La buscó en la gastronomía, y ahí estuvo a punto de no fallar. Desde cuando yo
leía a Manuel Vásquez Montalván y su legendario inspector Carvallo, no había
padecido tanta hambre al leer un libro. Las descripciones gastronómicas de
Houellebecq son deliciosas. Pero hay un problema: todas las cenas que se
propina Florent-Claude están relacionadas con el recuerdo de Camille. Dicho de
modo ontológico, en su búsqueda de sentido, Florent-Claude solo tenía dos vías,
ambas derivadas de la palabra sentido: los sentimientos y las sensaciones. La
primera estaba cerrada, pertenecía a Camille. A la segunda dedicó toda su
atención. Pero como suele ocurrir, las sensaciones nunca lograrán superar el
peso de los sentimientos. Florent-Claude estaba condenado a fracasar. Lo dijo
el mismo: “la segunda parte de mi existencia solo sería, a semejanza de la
primera, un plácido y doloroso derrumbamiento”.
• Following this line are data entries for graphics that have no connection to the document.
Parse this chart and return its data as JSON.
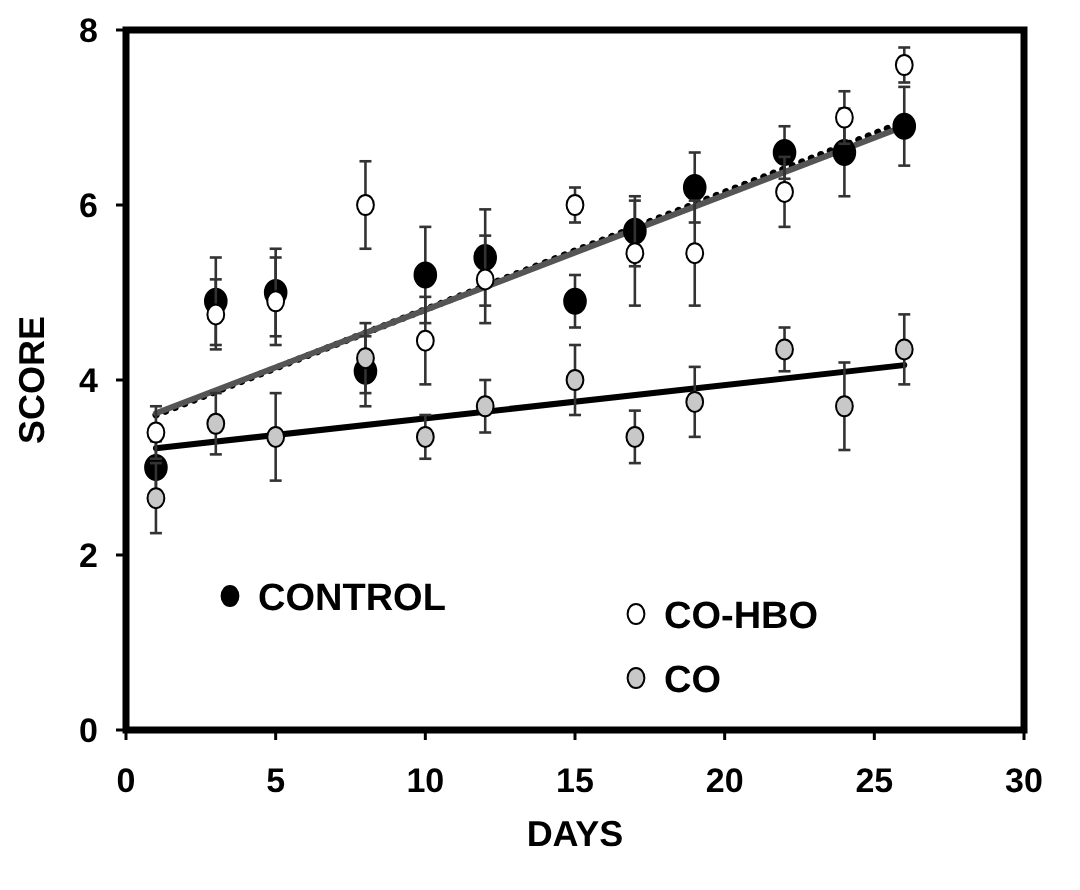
{
  "chart_data": {
    "type": "scatter",
    "xlabel": "DAYS",
    "ylabel": "SCORE",
    "xlim": [
      0,
      30
    ],
    "xticks": [
      0,
      5,
      10,
      15,
      20,
      25,
      30
    ],
    "ylim": [
      0,
      8
    ],
    "yticks": [
      0,
      2,
      4,
      6,
      8
    ],
    "grid": false,
    "legend": "bottom",
    "series": [
      {
        "name": "CONTROL",
        "marker": "circle",
        "color": "#000000",
        "x": [
          1,
          3,
          5,
          8,
          10,
          12,
          15,
          17,
          19,
          22,
          24,
          26
        ],
        "values": [
          3.0,
          4.9,
          5.0,
          4.1,
          5.2,
          5.4,
          4.9,
          5.7,
          6.2,
          6.6,
          6.6,
          6.9
        ],
        "errors": [
          0.3,
          0.5,
          0.5,
          0.4,
          0.55,
          0.55,
          0.3,
          0.4,
          0.4,
          0.3,
          0.5,
          0.45
        ]
      },
      {
        "name": "CO-HBO",
        "marker": "circle",
        "color": "#ffffff",
        "x": [
          1,
          3,
          5,
          8,
          10,
          12,
          15,
          17,
          19,
          22,
          24,
          26
        ],
        "values": [
          3.4,
          4.75,
          4.9,
          6.0,
          4.45,
          5.15,
          6.0,
          5.45,
          5.45,
          6.15,
          7.0,
          7.6
        ],
        "errors": [
          0.3,
          0.4,
          0.5,
          0.5,
          0.5,
          0.5,
          0.2,
          0.6,
          0.6,
          0.4,
          0.3,
          0.2
        ]
      },
      {
        "name": "CO",
        "marker": "circle",
        "color": "#c8c8c8",
        "x": [
          1,
          3,
          5,
          8,
          10,
          12,
          15,
          17,
          19,
          22,
          24,
          26
        ],
        "values": [
          2.65,
          3.5,
          3.35,
          4.25,
          3.35,
          3.7,
          4.0,
          3.35,
          3.75,
          4.35,
          3.7,
          4.35
        ],
        "errors": [
          0.4,
          0.35,
          0.5,
          0.4,
          0.25,
          0.3,
          0.4,
          0.3,
          0.4,
          0.25,
          0.5,
          0.4
        ]
      },
      {
        "type": "line",
        "color": "#000000",
        "line_style": "dotted",
        "x": [
          1,
          26
        ],
        "values": [
          3.6,
          6.95
        ]
      },
      {
        "type": "line",
        "color": "#555555",
        "line_style": "solid",
        "x": [
          1,
          26
        ],
        "values": [
          3.62,
          6.9
        ]
      },
      {
        "type": "line",
        "color": "#000000",
        "line_style": "solid",
        "x": [
          1,
          26
        ],
        "values": [
          3.22,
          4.17
        ]
      }
    ]
  }
}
Solo en un episodio logró Florent-Claude dar cierto
sentido a su vida. Fue cuando comenzó a practicar tiro al blanco. En el acto de
disparar estaba obligado a concentrar sus sentidos dirigidos a un objetivo. No
obstante, cuando llegó la hora de disparar sobre cuerpos vivientes,
Florent-Claude tampoco pudo hacerlo. La muerte del otro no era su objetivo:
carecía de sentido. La muerte suya tampoco. Solo le quedaba la alternativa
de vivir sin sentido. Y para cumplir ese objetivo, recurrió a Captorix, la
droga que le permitiría “recuperar los ritos aparentes de una vida normal,
la higiene, una vida social reducida, trámites sencillos”, al precio, claro
está, de reducir su cuota de libido con su consiguiente impotencia sexual. En
suma: vivir muriendo. Creo que Florent-Claude, por lo menos en ese punto, no es
una excepción entre los mortales.
Al fin de la novela nos encontramos con un Florent-Claude
planificando a largo plazo su muerte. Esta bien, me dije, mientras siga
planificando no se muere. Si vive, no lo sé.